A denúncia imputou ao acusado a divulgação de informações reservadas da Administração Pública: o número do telefone celular da vítima, além de alguns de seus dados cadastrais.

Conduta que afrontou “a inviolabilidade e segredo dos dados dos usuários, direito assegurado pela Lei nº 9.427/97, artigo 3º, V, VI e IX, assim como Resolução nº 426/05 da Anatel, art. 11, VI”.4.

Com relação aos dados cadastrais cabe observar, desde logo, que a edição de um provimento condenatório é inviável.

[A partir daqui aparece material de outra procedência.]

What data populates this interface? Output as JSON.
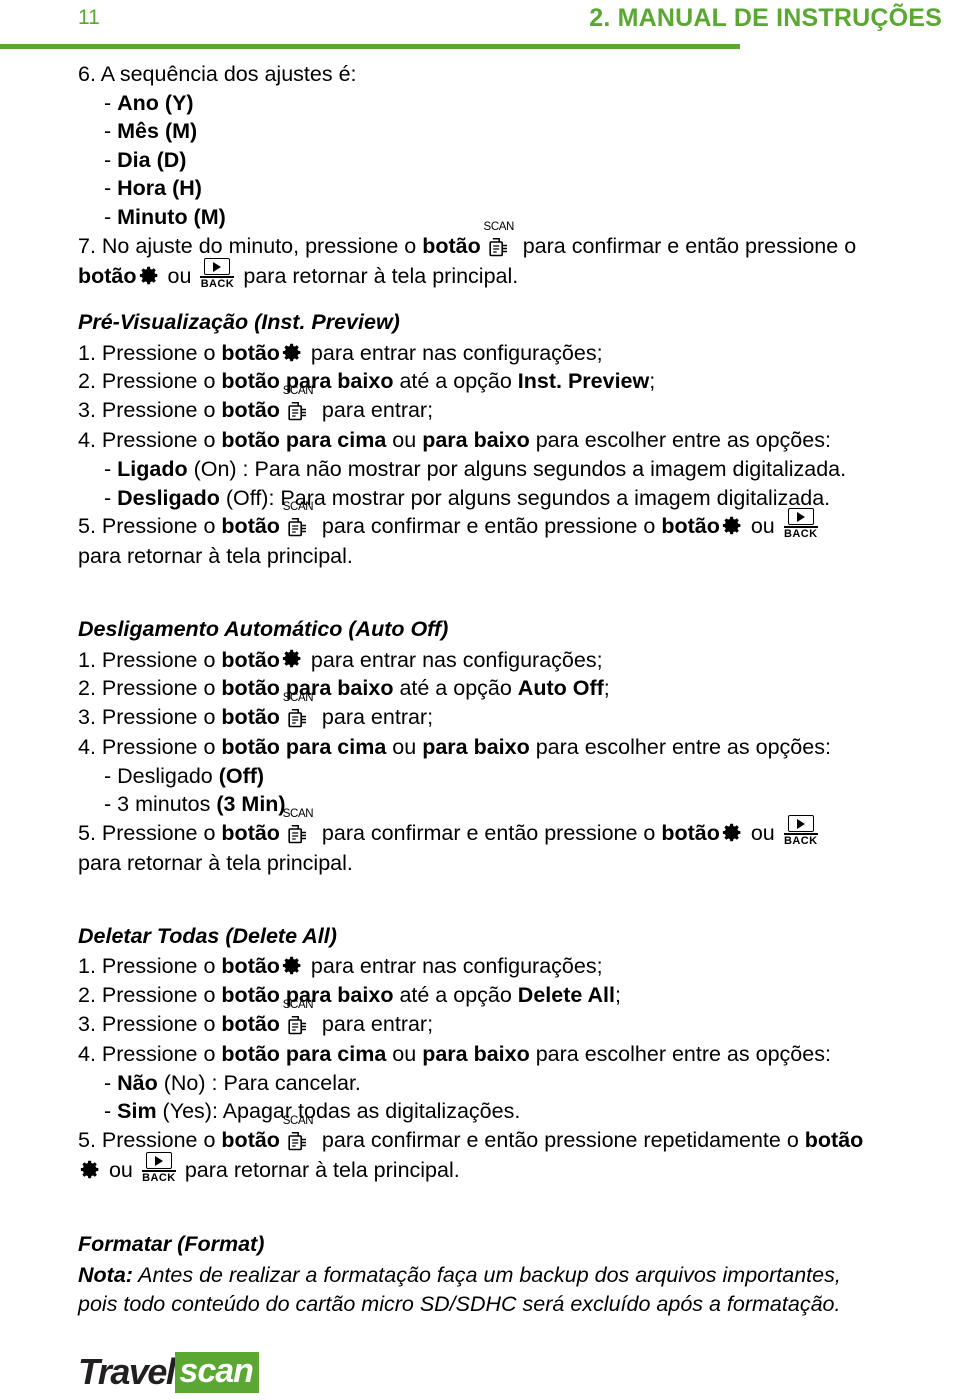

Em primeiro lugar porque a denúncia não explicita, como seria de rigor, ante o que encerra o artigo 41 do Código de Processo Penal, quais foram os dados cadastrais divulgados. Trata-se, neste ponto, de peça processual inapta para encetar a relação processual, na medida em que não descreve o fato criminoso com“todas as suas circunstâncias”, como está na dicção legal.

A omissão representa maltrato aos princípios constitucionais do contraditório e da ampla defesa, obstaculizando uma decisão condenatória.

Além disso, segundo consta dos elementos de prova carreados aos autos, houve a divulgação apenas parcial dos dados cadastrais da vítima, não se concretizando a ofensa ao bem jurídico tutelado pela norma, qual seja, a liberdade individual, que deve ser resguardada da indiscrição alheia.

Com efeito, foram divulgados apenas os 4 primeiros dígitos do CPF, a primeira palavra do endereço, o bairro,a cidade e o Estado, não sendo possível localizar a residência da vítima apenas com esses dados, nem utilizar o número do CPF para fins escusos.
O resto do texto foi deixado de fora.